IV – Há venda de coisa defeituosa sempre que a coisa vendida sofrer vícios ou carecer de qualidades abrangidas no artº 913º do C. Civ., quer a coisa entregue corresponda ou não à prestação a que o vendedor se encontra vinculado.

V – O defeito material tanto pode ser inerente à própria coisa, como a uma desconformidade ao contrato ou ainda à sua execução, pelo que sempre que o bem vendido não tem a qualidade explicita ou implicitamente assegurada a prestação é defeituosa.
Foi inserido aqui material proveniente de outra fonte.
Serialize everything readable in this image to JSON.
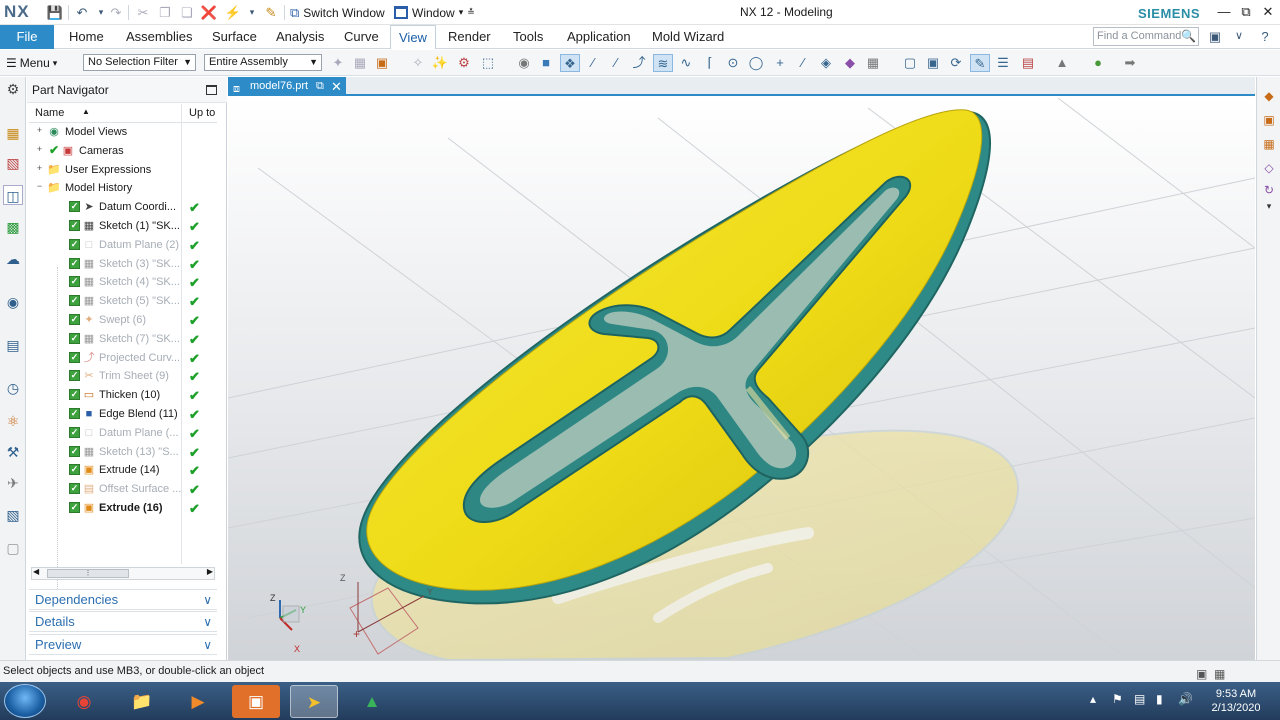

VI – Nos termos do artº 1225º, nºs 1, 2, 3 e 4, do C. Civ., a denúncia dos defeitos deve ser feita no prazo de um ano, tanto para a indemnização (autónoma) como para a eliminação dos defeitos, estabelecendo-se o prazo de caducidade de um ano, a partir da denúncia, para a propositura da respectiva acção, sendo este regime agora aplicável ao vendedor de imóvel que o tenha construído, modificado ou reparado.

Decisão Texto Integral:
Acordam no Tribunal da Relação de Coimbra
I - RELATÓRIO

1.1. - Os Autores – A... e mulher – instauraram na Comarca da Figueira da Foz acção declarativa, com forma de processo sumário, contra a Ré – C....
Alegaram, em resumo:
Em 15 de Setembro de 2003, através de escritura pública, compraram à Ré, que a edificou, uma moradia, sita na Rua da Chã, nº36 e 38, Serrinhas; Paião, Figueira da Foz.
Em finais de Dezembro de 2003 verificaram que a casa não possuía isolamento térmico, pelo que tiveram de colocar aquecimento central, sem que resolvesse o problema.
Como em Agosto de 2004 tiveram conhecimento que a Ré, também construtora, não respeitara ao projecto de arquitectura que previa a aplicação de laje aligeirada na cobertura, no dia 25 desse mês procederam à denúncia dos defeitos.
Em 17 de Dezembro de 2004, voltaram a solicitar a eliminação dos defeitos, até que em Janeiro de 2005 na sequência de uma reunião com os Autores, a Ré acabou por colocar junto às telhas da moradia diversas placas de roofmate, mas não a aplicação da laje aligeirada.
Em 6 de Setembro de 2005 a Ré foi notificada pela Câmara Municipal da Figueira da Foz para proceder à aplicação da laje aligeirada com respectivo isolamento térmico, o que não fez.
Pediram cumulativamente:
a) - A condenação da Ré a efectuar as obras necessárias à eliminação dos defeitos mencionados no artigo 15º da p.i., nomeadamente a execução da cobertura da moradia em laje aligeirada com aplicação do respectivo isolamento térmico em placas de roofmate ou equivalente, de acordo com as boas regras de construção, no prazo de trinta dias;
b) – Que seja fixada uma sanção pecuniária compulsória de 50,00€ dia pela falta de reparação no prazo pedido em a), ou no que venha ser fixado em sentença;
c) – A condenação da Ré a pagar-lhes uma indemnização por danos morais no montante de € 2.000,00, e que seja condenada a pagar juros, contados à taxa legal, desde a citação até efectivo e integral reembolso bem como nas custas devidas.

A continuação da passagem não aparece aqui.